Dick spent the years of World War II in San Antonio with his mother while his father was overseas in Europe and his brother was at West Point. In San Antonio, he attended Alamo Heights High School and grew up there with many other “Army brats” like Don Gower, who also became one of his West Point classmates. Don and Dick became good friends, hunting together and taking dates to the same local parties. Dick graduated from high school with honors and, along with Don, attended Sullivan’s Preparatory School before entering West Point in 1945 on a Presidential appointment as a member of the Class o f ’49.

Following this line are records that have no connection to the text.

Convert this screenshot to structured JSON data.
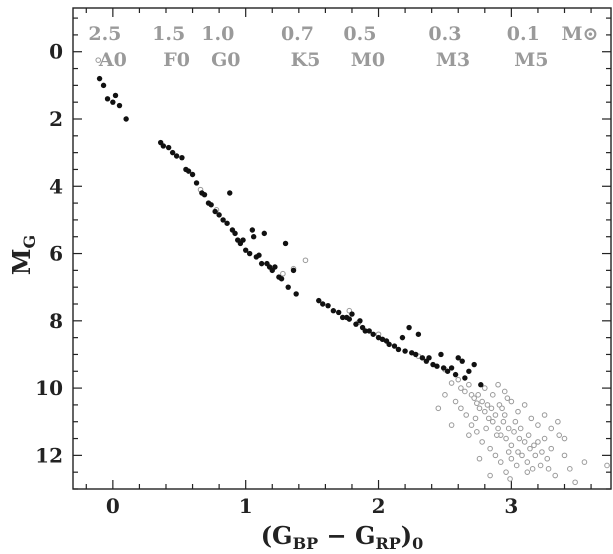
{
  "chart_data": {
    "type": "scatter",
    "xlabel": "(G_BP − G_RP)_0",
    "ylabel": "M_G",
    "xlim": [
      -0.3,
      3.75
    ],
    "ylim": [
      13.0,
      -1.3
    ],
    "x_ticks": [
      0,
      1,
      2,
      3
    ],
    "y_ticks": [
      0,
      2,
      4,
      6,
      8,
      10,
      12
    ],
    "grid": false,
    "mass_scale": {
      "unit": "M⊙",
      "markers": [
        {
          "x": -0.06,
          "mass": "2.5",
          "sptype": "A0"
        },
        {
          "x": 0.42,
          "mass": "1.5",
          "sptype": "F0"
        },
        {
          "x": 0.79,
          "mass": "1.0",
          "sptype": "G0"
        },
        {
          "x": 1.39,
          "mass": "0.7",
          "sptype": "K5"
        },
        {
          "x": 1.86,
          "mass": "0.5",
          "sptype": "M0"
        },
        {
          "x": 2.5,
          "mass": "0.3",
          "sptype": "M3"
        },
        {
          "x": 3.09,
          "mass": "0.1",
          "sptype": "M5"
        }
      ]
    },
    "series": [
      {
        "marker": "filled",
        "color": "#111111",
        "points": [
          [
            -0.1,
            0.8
          ],
          [
            -0.07,
            1.0
          ],
          [
            -0.04,
            1.4
          ],
          [
            0.0,
            1.5
          ],
          [
            0.02,
            1.3
          ],
          [
            0.05,
            1.6
          ],
          [
            0.1,
            2.0
          ],
          [
            0.36,
            2.7
          ],
          [
            0.38,
            2.8
          ],
          [
            0.42,
            2.85
          ],
          [
            0.45,
            3.0
          ],
          [
            0.48,
            3.1
          ],
          [
            0.52,
            3.15
          ],
          [
            0.55,
            3.5
          ],
          [
            0.57,
            3.55
          ],
          [
            0.6,
            3.65
          ],
          [
            0.63,
            3.9
          ],
          [
            0.67,
            4.2
          ],
          [
            0.69,
            4.25
          ],
          [
            0.72,
            4.5
          ],
          [
            0.74,
            4.55
          ],
          [
            0.77,
            4.75
          ],
          [
            0.8,
            4.85
          ],
          [
            0.83,
            5.0
          ],
          [
            0.86,
            5.1
          ],
          [
            0.88,
            4.2
          ],
          [
            0.9,
            5.3
          ],
          [
            0.92,
            5.4
          ],
          [
            0.94,
            5.6
          ],
          [
            0.96,
            5.7
          ],
          [
            0.98,
            5.6
          ],
          [
            1.0,
            5.9
          ],
          [
            1.03,
            6.0
          ],
          [
            1.05,
            5.3
          ],
          [
            1.06,
            5.5
          ],
          [
            1.08,
            6.1
          ],
          [
            1.1,
            6.05
          ],
          [
            1.12,
            6.3
          ],
          [
            1.14,
            5.4
          ],
          [
            1.16,
            6.3
          ],
          [
            1.18,
            6.4
          ],
          [
            1.2,
            6.5
          ],
          [
            1.22,
            6.4
          ],
          [
            1.25,
            6.7
          ],
          [
            1.27,
            6.75
          ],
          [
            1.3,
            5.7
          ],
          [
            1.32,
            7.0
          ],
          [
            1.36,
            6.5
          ],
          [
            1.38,
            7.2
          ],
          [
            1.55,
            7.4
          ],
          [
            1.58,
            7.5
          ],
          [
            1.62,
            7.55
          ],
          [
            1.66,
            7.7
          ],
          [
            1.7,
            7.75
          ],
          [
            1.73,
            7.9
          ],
          [
            1.76,
            7.9
          ],
          [
            1.78,
            7.95
          ],
          [
            1.8,
            7.8
          ],
          [
            1.83,
            8.1
          ],
          [
            1.86,
            8.0
          ],
          [
            1.88,
            8.2
          ],
          [
            1.9,
            8.3
          ],
          [
            1.93,
            8.3
          ],
          [
            1.96,
            8.4
          ],
          [
            2.0,
            8.5
          ],
          [
            2.03,
            8.55
          ],
          [
            2.06,
            8.6
          ],
          [
            2.08,
            8.7
          ],
          [
            2.12,
            8.75
          ],
          [
            2.15,
            8.85
          ],
          [
            2.18,
            8.5
          ],
          [
            2.2,
            8.9
          ],
          [
            2.23,
            8.2
          ],
          [
            2.25,
            8.95
          ],
          [
            2.28,
            9.0
          ],
          [
            2.3,
            8.4
          ],
          [
            2.33,
            9.1
          ],
          [
            2.36,
            9.2
          ],
          [
            2.38,
            9.1
          ],
          [
            2.41,
            9.3
          ],
          [
            2.44,
            9.35
          ],
          [
            2.47,
            9.0
          ],
          [
            2.49,
            9.4
          ],
          [
            2.52,
            9.5
          ],
          [
            2.55,
            9.4
          ],
          [
            2.58,
            9.6
          ],
          [
            2.6,
            9.1
          ],
          [
            2.63,
            9.2
          ],
          [
            2.65,
            9.7
          ],
          [
            2.68,
            9.5
          ],
          [
            2.72,
            9.3
          ],
          [
            2.77,
            9.9
          ]
        ]
      },
      {
        "marker": "open",
        "color": "#9a9a9a",
        "points": [
          [
            -0.11,
            0.25
          ],
          [
            0.66,
            4.1
          ],
          [
            0.78,
            4.7
          ],
          [
            1.36,
            6.45
          ],
          [
            1.28,
            6.6
          ],
          [
            1.45,
            6.2
          ],
          [
            1.78,
            7.7
          ],
          [
            1.85,
            8.05
          ],
          [
            2.0,
            8.4
          ],
          [
            2.3,
            9.05
          ],
          [
            2.5,
            9.45
          ],
          [
            2.55,
            9.85
          ],
          [
            2.6,
            9.75
          ],
          [
            2.62,
            10.0
          ],
          [
            2.65,
            10.1
          ],
          [
            2.68,
            9.9
          ],
          [
            2.7,
            10.2
          ],
          [
            2.72,
            10.3
          ],
          [
            2.74,
            10.45
          ],
          [
            2.75,
            10.2
          ],
          [
            2.76,
            10.6
          ],
          [
            2.78,
            10.4
          ],
          [
            2.8,
            10.7
          ],
          [
            2.82,
            10.5
          ],
          [
            2.83,
            10.9
          ],
          [
            2.85,
            10.6
          ],
          [
            2.86,
            11.0
          ],
          [
            2.88,
            10.8
          ],
          [
            2.9,
            11.2
          ],
          [
            2.91,
            10.5
          ],
          [
            2.92,
            11.4
          ],
          [
            2.94,
            11.0
          ],
          [
            2.95,
            10.8
          ],
          [
            2.96,
            11.5
          ],
          [
            2.98,
            11.2
          ],
          [
            3.0,
            11.7
          ],
          [
            3.02,
            11.3
          ],
          [
            3.03,
            11.0
          ],
          [
            3.05,
            11.9
          ],
          [
            3.06,
            11.5
          ],
          [
            3.08,
            12.0
          ],
          [
            3.1,
            11.6
          ],
          [
            3.12,
            12.2
          ],
          [
            3.14,
            11.8
          ],
          [
            3.16,
            12.4
          ],
          [
            3.18,
            12.0
          ],
          [
            3.2,
            11.6
          ],
          [
            3.22,
            12.3
          ],
          [
            3.25,
            11.5
          ],
          [
            3.27,
            12.1
          ],
          [
            3.3,
            11.8
          ],
          [
            3.33,
            12.6
          ],
          [
            3.36,
            11.4
          ],
          [
            3.4,
            12.0
          ],
          [
            3.44,
            12.4
          ],
          [
            3.48,
            12.8
          ],
          [
            3.55,
            12.2
          ],
          [
            3.72,
            12.3
          ],
          [
            2.58,
            10.4
          ],
          [
            2.66,
            10.8
          ],
          [
            2.7,
            11.1
          ],
          [
            2.74,
            11.3
          ],
          [
            2.78,
            11.6
          ],
          [
            2.84,
            11.8
          ],
          [
            2.88,
            12.0
          ],
          [
            2.92,
            12.2
          ],
          [
            2.96,
            12.5
          ],
          [
            3.0,
            12.1
          ],
          [
            2.8,
            10.0
          ],
          [
            2.86,
            10.2
          ],
          [
            2.9,
            9.9
          ],
          [
            2.95,
            10.1
          ],
          [
            3.0,
            10.4
          ],
          [
            3.05,
            10.7
          ],
          [
            3.1,
            10.5
          ],
          [
            3.15,
            10.9
          ],
          [
            3.2,
            11.1
          ],
          [
            3.25,
            10.8
          ],
          [
            3.3,
            11.2
          ],
          [
            2.62,
            10.6
          ],
          [
            2.68,
            11.4
          ],
          [
            2.76,
            12.1
          ],
          [
            2.84,
            12.6
          ],
          [
            2.5,
            10.2
          ],
          [
            2.45,
            10.6
          ],
          [
            2.55,
            11.1
          ],
          [
            3.35,
            11.0
          ],
          [
            3.4,
            11.5
          ],
          [
            2.98,
            11.9
          ],
          [
            3.12,
            12.5
          ],
          [
            3.04,
            12.3
          ],
          [
            2.93,
            10.6
          ],
          [
            2.97,
            10.3
          ],
          [
            3.07,
            11.2
          ],
          [
            3.13,
            11.4
          ],
          [
            3.17,
            11.7
          ],
          [
            3.23,
            11.9
          ],
          [
            2.89,
            11.4
          ],
          [
            2.81,
            11.2
          ],
          [
            2.73,
            10.9
          ],
          [
            2.99,
            12.7
          ],
          [
            3.28,
            12.4
          ]
        ]
      }
    ]
  }
}
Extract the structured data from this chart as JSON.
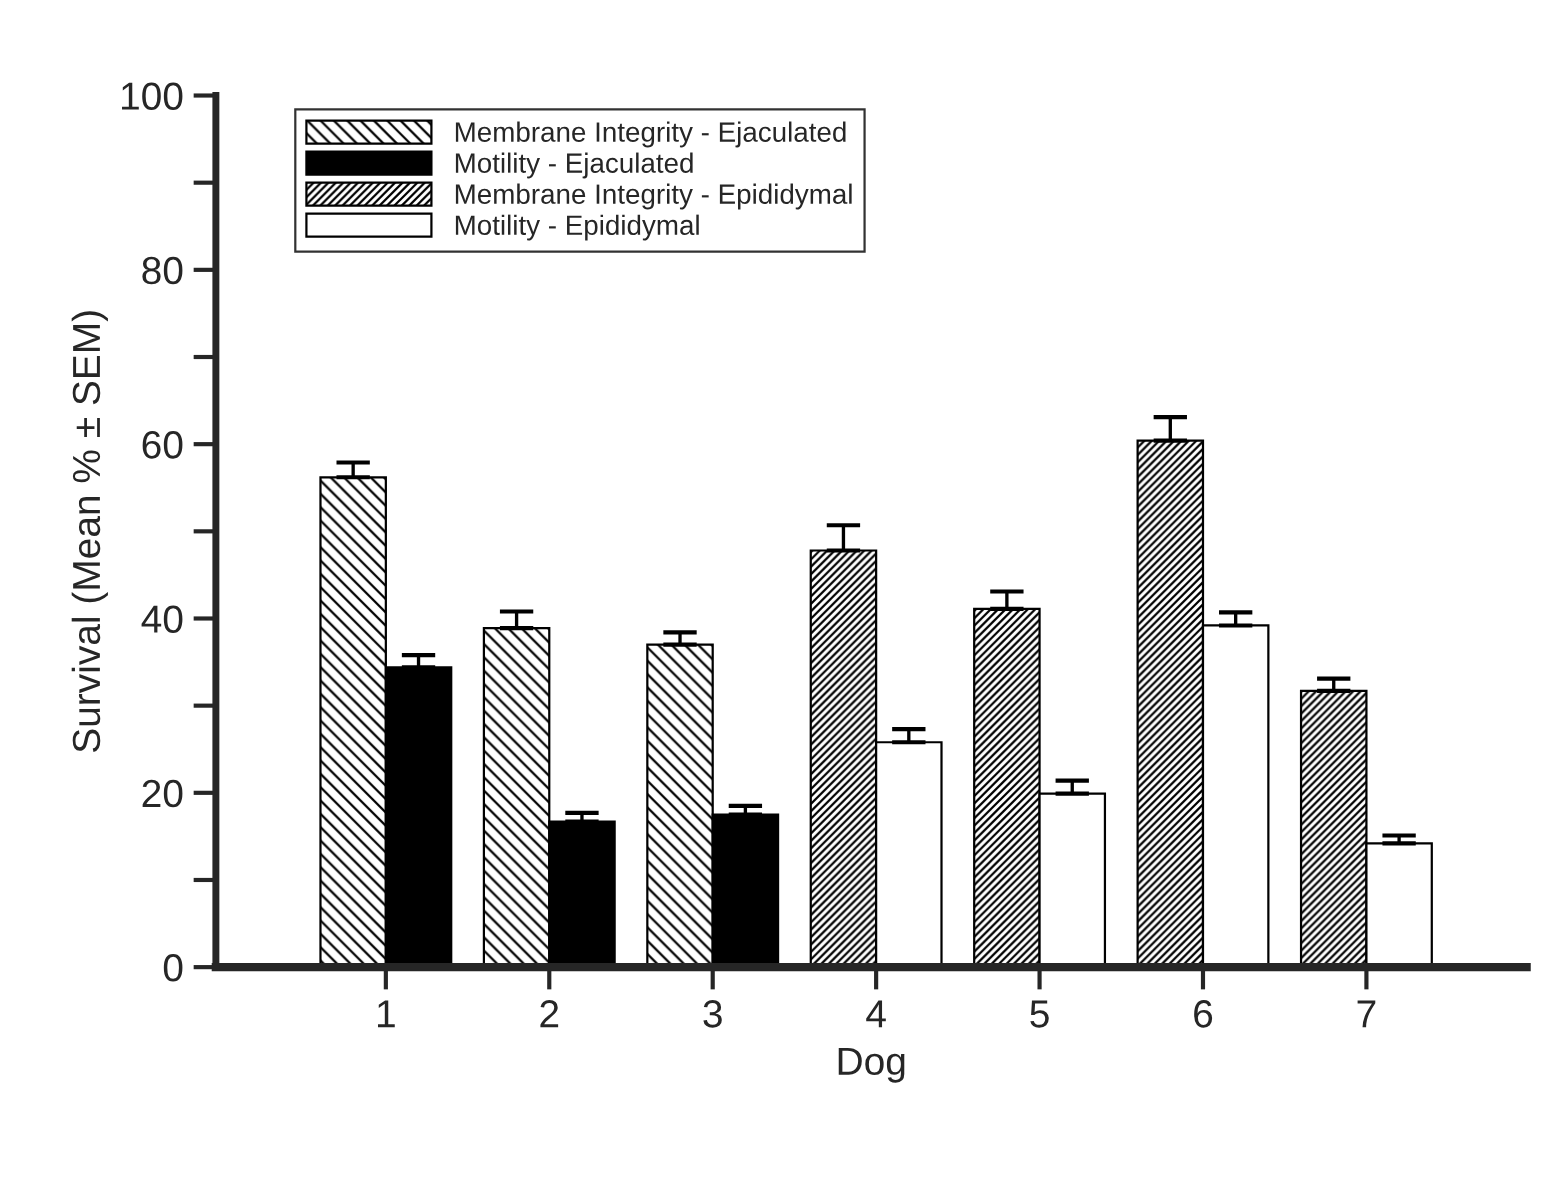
{
  "chart_data": {
    "type": "bar",
    "xlabel": "Dog",
    "ylabel": "Survival (Mean % ± SEM)",
    "categories": [
      "1",
      "2",
      "3",
      "4",
      "5",
      "6",
      "7"
    ],
    "series": [
      {
        "name": "Membrane Integrity - Ejaculated",
        "color": "#000000",
        "values": [
          56.2,
          38.9,
          37.0,
          null,
          null,
          null,
          null
        ],
        "errors": [
          [
            56.2,
            57.9
          ],
          [
            38.9,
            40.8
          ],
          [
            37.0,
            38.4
          ],
          null,
          null,
          null,
          null
        ]
      },
      {
        "name": "Motility - Ejaculated",
        "color": "#000000",
        "values": [
          34.4,
          16.7,
          17.5,
          null,
          null,
          null,
          null
        ],
        "errors": [
          [
            34.4,
            35.8
          ],
          [
            16.7,
            17.7
          ],
          [
            17.5,
            18.5
          ],
          null,
          null,
          null,
          null
        ]
      },
      {
        "name": "Membrane Integrity - Epididymal",
        "color": "#000000",
        "values": [
          null,
          null,
          null,
          47.8,
          41.1,
          60.4,
          31.7
        ],
        "errors": [
          null,
          null,
          null,
          [
            47.8,
            50.7
          ],
          [
            41.1,
            43.1
          ],
          [
            60.4,
            63.1
          ],
          [
            31.7,
            33.1
          ]
        ]
      },
      {
        "name": "Motility - Epididymal",
        "color": "#ffffff",
        "values": [
          null,
          null,
          null,
          25.8,
          19.9,
          39.2,
          14.2
        ],
        "errors": [
          null,
          null,
          null,
          [
            25.8,
            27.3
          ],
          [
            19.9,
            21.4
          ],
          [
            39.2,
            40.7
          ],
          [
            14.2,
            15.1
          ]
        ]
      }
    ],
    "ylim": [
      0,
      100
    ],
    "yticks": [
      0,
      {
        "value": 10,
        "label": null
      },
      20,
      {
        "value": 30,
        "label": null
      },
      40,
      {
        "value": 50,
        "label": null
      },
      60,
      {
        "value": 70,
        "label": null
      },
      80,
      {
        "value": 90,
        "label": null
      },
      100
    ],
    "grid": false,
    "legend": "top left"
  }
}
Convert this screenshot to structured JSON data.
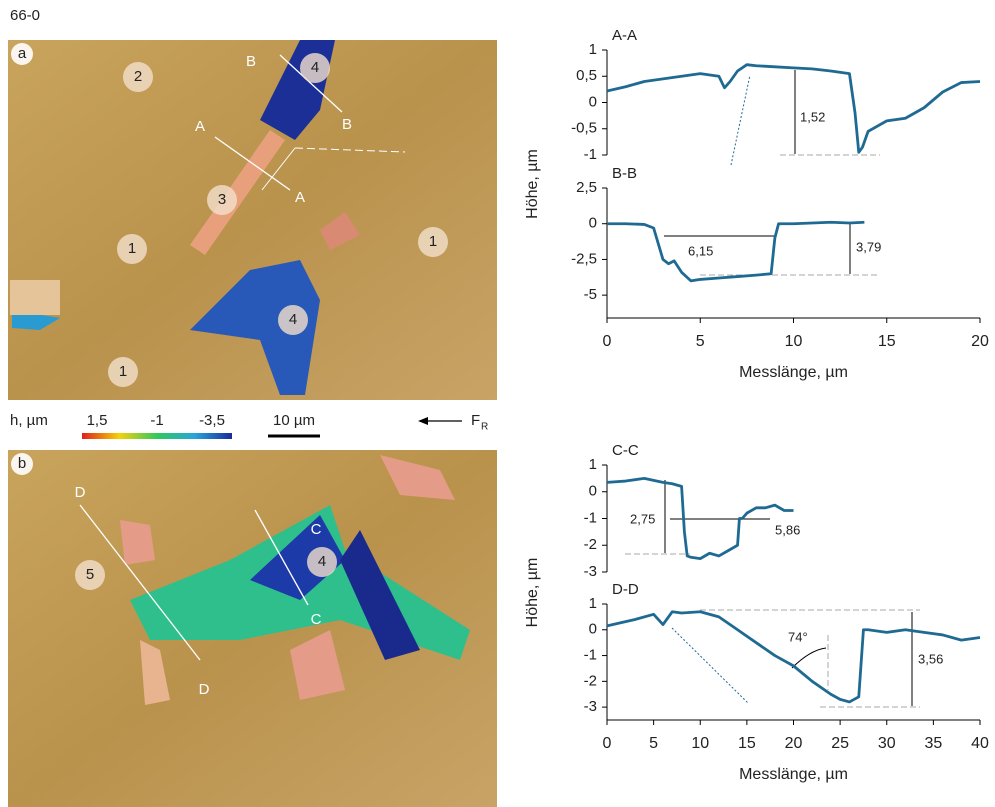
{
  "figure_id": "66-0",
  "legend": {
    "h_label": "h, µm",
    "scale_labels": [
      "1,5",
      "-1",
      "-3,5"
    ],
    "scalebar": "10 µm",
    "force": "F",
    "force_sub": "R"
  },
  "images": [
    {
      "panel": "a",
      "markers": [
        {
          "text": "1"
        },
        {
          "text": "1"
        },
        {
          "text": "1"
        },
        {
          "text": "2"
        },
        {
          "text": "3"
        },
        {
          "text": "4"
        },
        {
          "text": "4"
        }
      ],
      "section_labels": [
        "A",
        "A",
        "B",
        "B"
      ]
    },
    {
      "panel": "b",
      "markers": [
        {
          "text": "5"
        },
        {
          "text": "4"
        }
      ],
      "section_labels": [
        "C",
        "C",
        "D",
        "D"
      ]
    }
  ],
  "chart_data": [
    {
      "type": "line",
      "title": "A-A",
      "y_label": "Höhe, µm",
      "x": [
        0,
        1,
        2,
        3,
        4,
        5,
        6,
        6.3,
        6.6,
        7,
        7.5,
        8,
        9,
        10,
        11,
        12,
        13,
        13.3,
        13.5,
        13.7,
        14,
        15,
        16,
        17,
        18,
        19,
        20
      ],
      "series": [
        {
          "name": "A-A",
          "color": "#1f6a93",
          "values": [
            0.22,
            0.3,
            0.4,
            0.45,
            0.5,
            0.55,
            0.5,
            0.28,
            0.4,
            0.6,
            0.72,
            0.7,
            0.68,
            0.66,
            0.64,
            0.6,
            0.55,
            -0.2,
            -0.95,
            -0.85,
            -0.55,
            -0.35,
            -0.3,
            -0.1,
            0.2,
            0.38,
            0.4
          ]
        }
      ],
      "xlim": [
        0,
        20
      ],
      "ylim": [
        -1,
        1
      ],
      "yticks": [
        1,
        {
          "value": 0.5,
          "label": "0,5"
        },
        0,
        {
          "value": -0.5,
          "label": "-0,5"
        },
        -1
      ],
      "annotations": [
        "1,52"
      ]
    },
    {
      "type": "line",
      "title": "B-B",
      "x_label": "Messlänge, µm",
      "x": [
        0,
        1,
        2,
        2.5,
        3,
        3.3,
        3.6,
        4,
        4.5,
        5,
        6,
        7,
        8,
        8.8,
        9,
        9.2,
        10,
        11,
        12,
        13,
        13.8
      ],
      "series": [
        {
          "name": "B-B",
          "color": "#1f6a93",
          "values": [
            0,
            0,
            -0.05,
            -0.3,
            -2.5,
            -2.8,
            -2.6,
            -3.4,
            -4,
            -3.9,
            -3.8,
            -3.7,
            -3.6,
            -3.5,
            -1,
            0,
            0,
            0.05,
            0.1,
            0.05,
            0.1
          ]
        }
      ],
      "xlim": [
        0,
        20
      ],
      "xticks": [
        0,
        5,
        10,
        15,
        20
      ],
      "ylim": [
        -6.6,
        2.5
      ],
      "yticks": [
        {
          "value": 2.5,
          "label": "2,5"
        },
        0,
        {
          "value": -2.5,
          "label": "-2,5"
        },
        -5
      ],
      "annotations": [
        "6,15",
        "3,79"
      ]
    },
    {
      "type": "line",
      "title": "C-C",
      "y_label": "Höhe, µm",
      "x": [
        0,
        2,
        4,
        6,
        7,
        8,
        8.3,
        8.6,
        9,
        10,
        11,
        12,
        13,
        14,
        14.2,
        14.5,
        15,
        16,
        17,
        18,
        19,
        20
      ],
      "series": [
        {
          "name": "C-C",
          "color": "#1f6a93",
          "values": [
            0.35,
            0.4,
            0.5,
            0.35,
            0.3,
            0.2,
            -1.5,
            -2.4,
            -2.45,
            -2.5,
            -2.3,
            -2.4,
            -2.2,
            -2,
            -1,
            -1,
            -0.8,
            -0.6,
            -0.6,
            -0.5,
            -0.7,
            -0.7
          ]
        }
      ],
      "xlim": [
        0,
        40
      ],
      "ylim": [
        -3,
        1
      ],
      "yticks": [
        1,
        0,
        -1,
        -2,
        -3
      ],
      "annotations": [
        "2,75",
        "5,86"
      ]
    },
    {
      "type": "line",
      "title": "D-D",
      "x_label": "Messlänge, µm",
      "x": [
        0,
        3,
        5,
        6,
        7,
        8,
        10,
        12,
        14,
        16,
        18,
        20,
        22,
        24,
        25,
        26,
        27,
        27.5,
        28,
        30,
        32,
        34,
        36,
        38,
        40
      ],
      "series": [
        {
          "name": "D-D",
          "color": "#1f6a93",
          "values": [
            0.15,
            0.4,
            0.6,
            0.2,
            0.7,
            0.65,
            0.7,
            0.5,
            0,
            -0.5,
            -1,
            -1.4,
            -2,
            -2.5,
            -2.7,
            -2.8,
            -2.6,
            0,
            0,
            -0.1,
            0,
            -0.1,
            -0.2,
            -0.4,
            -0.3
          ]
        }
      ],
      "xlim": [
        0,
        40
      ],
      "xticks": [
        0,
        5,
        10,
        15,
        20,
        25,
        30,
        35,
        40
      ],
      "ylim": [
        -3.5,
        1
      ],
      "yticks": [
        1,
        0,
        -1,
        -2,
        -3
      ],
      "annotations": [
        "74°",
        "3,56"
      ]
    }
  ]
}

At West Point, Dick excelled in his studies, consistently standing in the top ten percent of his class. He shared cadet life with his roommate, Bill Norden, with whom he established a close relationship. He was active in several student activities, including swimming, soccer, and skeet. Most notably, though, he was a cadet mule rider, appearing prominently at Army football games. He shared his academic skills with others, spending many hours coaching cadets having difficulty with the rigorous academic regimen. He graduated in June 1949 with a class standing of 38 out of 574. After graduation, he was commissioned in the U.S. Air Force.

During graduation leave, Dick traveled to Athens, Greece, to visit his parents. His father was serving with Lieutenant General Van Fleet on the U.S. Army Advisory Group to Greece. In July, he reported to Randolph Air Force Base in San Antonio, Texas, for pilot training, an event that was like going home for him, as he had spent all the World War II years in San Antonio with his mother while his father was serving overseas. As had been the custom for “Army brats” as a youth, the Officers’ Club pool at Fort Sam Houston again became his weekend hangout. He met Shirleigh Warner, the girl who would become his wife, at that pool. She was to be a freshman at Incarnate Word College in the fall and was living with her aunt, an Army widow. She too had become a constant habitue of the Fort Sam pool. The two began dating, and by the time Dick completed basic flight training and left for Nellis Air Force Base, Las Vegas, Nevada, for further training, they were committed to getting married when he was to return, scheduled for July 1950. Because the Korean War broke out shortly before his graduation, there was a question of when the wedding should take place. As soon as he found out he would not be going immediately to Korea, as many of his classmates were, the wedding date was set for 14 August 1950, allowing the bride only a couple of weeks to pull the wedding plans together.

Those were hectic and traumatic days for many in the Classes of ’49 and ’50. There were high casualty rates in both classes, as they were shipped off to war with very little, or no, advanced training after graduation. Dick’s first assignment after receiving his wings was to the training command at Connally Air Force Base, Waco, Texas. As Dick began his brief career, he and Shirleigh set up their house in Waco. After only a couple of weeks, he was to report to Craig Air Force Base in Selma, Alabama, for a three-month pilot instructor training program, after which he was to return to Connally.

In July 1951, he received orders to report on 1 Aug 1951 to Williams Air Force Base, Arizona, for jet upgrading. It was there, while flying alone in an F-80 on 16 August 1951, that he apparently experienced oxygen failure. After blacking out, he crashed in the desert in New Mexico, killing him only two weeks into his jet training and only two days after his and Shirleigh’s first wedding anniversary. Dick is interred in Arlington National Cemetery in a family gravesite arranged by his father.